Dunes Voices a suivi la deuxième étape de la procédure de légalisation de la situation des migrants. A partir de la mi-décembre, les services administratifs ont enregistré 25 000 dossiers de demande de régularisation.
La commission nationale chargée de régulariser la situation des migrants et d’assurer leur intégration assure de son intention, d’« adopter des normes d’habilitation équitables et qui seraient les mêmes pour tous afin de régulariser la situation du plus grand nombre de migrants et poursuivre ainsi la politique de l’immigration solidaire et intégrative ».
Dans des déclarations à Dunes Voices, le syndicat des migrants dit accueillir favorablement les procédures prises par le Royaume à l’égard des migrants, comme le rapporte son secrétaire général, Franck Tanka qui commente ces procédures en affirmant : « Ce que fait le Maroc est une véritable exception au regard de ce que les migrants sont en train de subir dans les pays voisins ».
D’ailleurs, poursuit Tanka, le Maroc n’est plus seulement pour les migrants un point de passage vers le continent européen, en particulier pour ceux parmi eux qui ont un bon niveau d’études et qui maîtrisent la langue française.
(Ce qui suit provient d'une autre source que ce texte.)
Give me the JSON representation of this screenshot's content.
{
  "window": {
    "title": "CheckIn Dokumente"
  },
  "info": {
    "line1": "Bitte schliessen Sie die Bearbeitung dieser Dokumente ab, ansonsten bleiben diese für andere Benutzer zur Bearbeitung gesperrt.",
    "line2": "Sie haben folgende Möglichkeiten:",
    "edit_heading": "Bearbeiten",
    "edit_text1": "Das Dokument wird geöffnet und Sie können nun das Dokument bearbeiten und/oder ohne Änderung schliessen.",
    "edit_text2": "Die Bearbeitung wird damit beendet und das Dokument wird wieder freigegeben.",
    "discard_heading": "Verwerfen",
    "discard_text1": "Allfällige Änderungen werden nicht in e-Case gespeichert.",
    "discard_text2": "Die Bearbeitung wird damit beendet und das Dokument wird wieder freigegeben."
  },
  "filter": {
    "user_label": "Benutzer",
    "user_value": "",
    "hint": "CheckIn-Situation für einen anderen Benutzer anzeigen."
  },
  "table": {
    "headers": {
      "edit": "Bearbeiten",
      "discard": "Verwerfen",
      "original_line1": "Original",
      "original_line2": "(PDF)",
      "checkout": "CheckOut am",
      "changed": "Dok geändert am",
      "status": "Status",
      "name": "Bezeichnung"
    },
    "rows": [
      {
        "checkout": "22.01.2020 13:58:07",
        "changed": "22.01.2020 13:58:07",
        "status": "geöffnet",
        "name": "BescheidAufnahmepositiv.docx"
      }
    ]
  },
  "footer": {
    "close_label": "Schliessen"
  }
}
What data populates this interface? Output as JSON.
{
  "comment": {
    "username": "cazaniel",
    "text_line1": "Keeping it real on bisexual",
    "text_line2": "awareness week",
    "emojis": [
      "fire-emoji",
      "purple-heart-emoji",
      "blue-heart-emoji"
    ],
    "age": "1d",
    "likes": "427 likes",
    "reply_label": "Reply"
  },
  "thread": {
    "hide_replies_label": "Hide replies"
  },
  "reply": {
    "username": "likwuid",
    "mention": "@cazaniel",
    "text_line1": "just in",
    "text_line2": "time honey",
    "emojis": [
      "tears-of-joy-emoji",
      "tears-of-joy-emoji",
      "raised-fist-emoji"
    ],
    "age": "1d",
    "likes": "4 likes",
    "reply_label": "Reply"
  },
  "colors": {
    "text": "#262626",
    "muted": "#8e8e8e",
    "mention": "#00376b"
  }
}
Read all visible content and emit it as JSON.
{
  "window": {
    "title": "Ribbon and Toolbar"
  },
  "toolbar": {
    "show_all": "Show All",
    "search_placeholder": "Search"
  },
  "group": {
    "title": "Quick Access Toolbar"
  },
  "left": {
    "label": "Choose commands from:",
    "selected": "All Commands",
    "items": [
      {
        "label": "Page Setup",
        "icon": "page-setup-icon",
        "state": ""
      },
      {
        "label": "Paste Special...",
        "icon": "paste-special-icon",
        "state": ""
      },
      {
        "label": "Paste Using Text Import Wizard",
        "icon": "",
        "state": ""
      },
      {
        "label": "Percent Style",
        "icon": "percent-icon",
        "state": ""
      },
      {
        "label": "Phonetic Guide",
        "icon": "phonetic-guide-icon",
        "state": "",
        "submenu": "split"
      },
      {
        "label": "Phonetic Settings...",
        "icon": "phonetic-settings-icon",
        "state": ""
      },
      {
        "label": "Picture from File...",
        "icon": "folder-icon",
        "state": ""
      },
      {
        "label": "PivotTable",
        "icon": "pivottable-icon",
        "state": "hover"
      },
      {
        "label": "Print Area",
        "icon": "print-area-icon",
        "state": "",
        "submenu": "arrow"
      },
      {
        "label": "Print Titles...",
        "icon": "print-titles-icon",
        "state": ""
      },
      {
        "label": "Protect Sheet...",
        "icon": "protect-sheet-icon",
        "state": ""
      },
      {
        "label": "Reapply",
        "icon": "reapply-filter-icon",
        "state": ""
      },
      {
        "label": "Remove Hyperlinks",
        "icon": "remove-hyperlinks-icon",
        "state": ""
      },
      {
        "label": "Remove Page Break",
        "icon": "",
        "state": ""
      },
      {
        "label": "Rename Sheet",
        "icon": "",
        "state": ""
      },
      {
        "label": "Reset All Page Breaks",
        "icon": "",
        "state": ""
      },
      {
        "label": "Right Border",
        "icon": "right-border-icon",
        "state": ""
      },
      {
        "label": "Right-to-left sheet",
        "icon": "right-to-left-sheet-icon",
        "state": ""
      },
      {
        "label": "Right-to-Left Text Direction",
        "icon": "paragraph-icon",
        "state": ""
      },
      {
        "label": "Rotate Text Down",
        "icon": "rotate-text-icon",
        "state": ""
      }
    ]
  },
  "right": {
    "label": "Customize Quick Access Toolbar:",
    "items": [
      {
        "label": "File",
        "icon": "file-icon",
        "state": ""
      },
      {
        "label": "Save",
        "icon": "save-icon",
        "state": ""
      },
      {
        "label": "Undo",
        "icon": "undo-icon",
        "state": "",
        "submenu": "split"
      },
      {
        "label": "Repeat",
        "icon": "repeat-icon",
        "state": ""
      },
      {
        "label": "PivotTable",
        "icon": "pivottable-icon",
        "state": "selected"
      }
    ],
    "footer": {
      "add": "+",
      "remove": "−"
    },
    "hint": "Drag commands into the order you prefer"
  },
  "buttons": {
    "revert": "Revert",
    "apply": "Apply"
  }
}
Une fois leur situation régularisée, et même si des obstacles demeurent, ils peuvent trouver de bonnes opportunités d’emploi dans le royaume.
Tanka pense également que l’ouverture du Maroc au secteur des centres d’appels dont la production est principalement destinée à l’Europe a rendu facile aux migrants originaires de pays francophones de s’installer au Maroc. La régularisation de leur statut, conjuguée à ces nouvelles opportunités professionnelles, leur fait abandonner l’idée de risquer leur vie en traversant la mer pour l’Europe.